En mars, un plébiscite local sur des mesures environnementales plus strictes à Berlin, la capitale allemande autrefois divisée, a révélé une nouvelle fracture : les quartiers centraux gentrifiés ont voté massivement en faveur de ces mesures, tandis que parmi les mornes lotissements de banlieue de Marzahn-Hellersdorf, un bastion de l’AFD, les trois-quarts ont voté contre. 

Pourtant, ce qui dérange les orientaux, dit M. Oschmann, c’est moins l’économie que les mentalités. Dans la mesure où ils s’en soucient, les Allemands de l’ouest voient l’est comme « un lieu de maladie, de déséquilibre, de gémissements bruyants », dit-il. L’ancienne Allemagne de l’Est a peut-être en fait bénéficié de meilleures garderies pour les enfants, de moins de frictions de classes et d’une plus grande égalité pour les femmes, mais dire cela invite à ignorer le côté brutal du régime communiste.

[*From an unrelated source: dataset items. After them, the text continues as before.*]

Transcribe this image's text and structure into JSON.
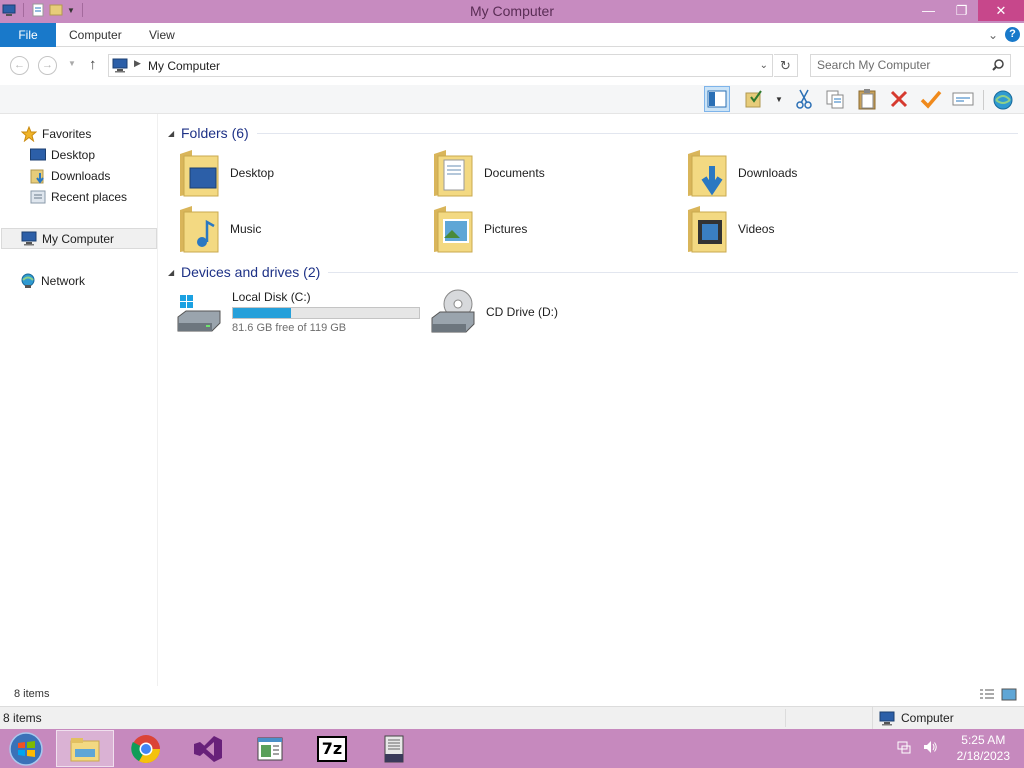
{
  "window": {
    "title": "My Computer",
    "controls": {
      "minimize": "—",
      "restore": "❐",
      "close": "✕"
    }
  },
  "ribbon": {
    "file_tab": "File",
    "tabs": [
      "Computer",
      "View"
    ]
  },
  "address_bar": {
    "path": "My Computer",
    "search_placeholder": "Search My Computer"
  },
  "sidebar": {
    "favorites": {
      "label": "Favorites",
      "items": [
        {
          "label": "Desktop",
          "icon": "desktop-icon"
        },
        {
          "label": "Downloads",
          "icon": "downloads-icon"
        },
        {
          "label": "Recent places",
          "icon": "recent-places-icon"
        }
      ]
    },
    "computer": {
      "label": "My Computer",
      "selected": true
    },
    "network": {
      "label": "Network"
    }
  },
  "content": {
    "folders_header": "Folders (6)",
    "folders": [
      {
        "name": "Desktop",
        "icon": "desktop-folder-icon"
      },
      {
        "name": "Documents",
        "icon": "documents-folder-icon"
      },
      {
        "name": "Downloads",
        "icon": "downloads-folder-icon"
      },
      {
        "name": "Music",
        "icon": "music-folder-icon"
      },
      {
        "name": "Pictures",
        "icon": "pictures-folder-icon"
      },
      {
        "name": "Videos",
        "icon": "videos-folder-icon"
      }
    ],
    "drives_header": "Devices and drives (2)",
    "drives": [
      {
        "name": "Local Disk (C:)",
        "free_text": "81.6 GB free of 119 GB",
        "used_fraction": 0.31
      },
      {
        "name": "CD Drive (D:)"
      }
    ]
  },
  "status": {
    "item_count": "8 items",
    "item_count_bottom": "8 items",
    "zone": "Computer"
  },
  "taskbar": {
    "apps": [
      "file-explorer",
      "chrome",
      "visual-studio",
      "notepad",
      "7-zip",
      "archive"
    ],
    "seven_zip_label": "7z",
    "time": "5:25 AM",
    "date": "2/18/2023"
  },
  "colors": {
    "titlebar": "#c78bc0",
    "taskbar": "#c689be",
    "file_tab": "#1979ca",
    "group_header": "#1e3287",
    "progress_fill": "#26a0da"
  }
}
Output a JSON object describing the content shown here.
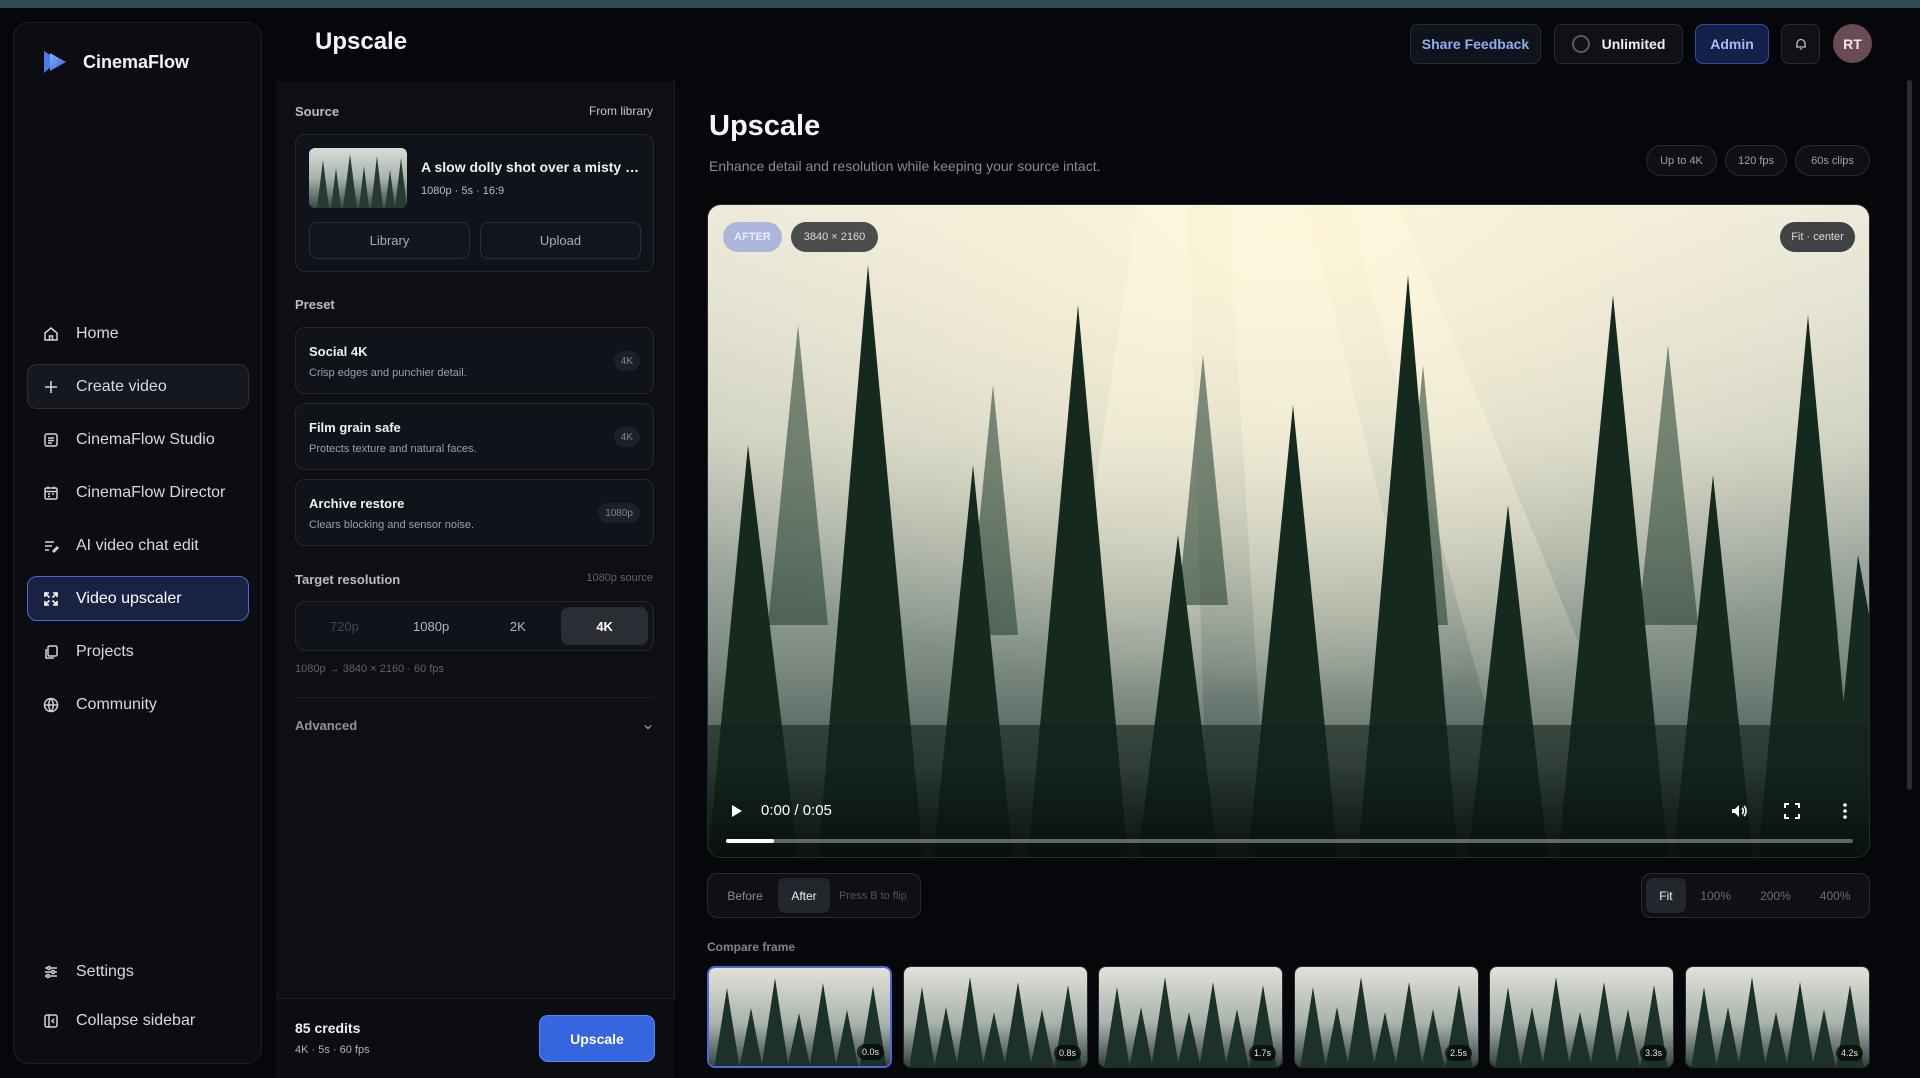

Les deux parties de l’Allemagne convergent lentement 

La culture populaire a tendance à dépeindre l’Allemagne de l’Est comme une chambre des horreurs ou un parc à thème à la mode épouvantable. Les deux parties de l’Allemagne convergent en fait lentement. L’écart de revenus, en particulier, se réduit, aidé par les gros investissements d’entreprises telles qu’Infineon, Intel et Tesla. Mais comme le révèlent des secousses telles que la guerre en Ukraine, les fissures sous-jacentes de la société allemande pourraient mettre encore une génération à se refermer.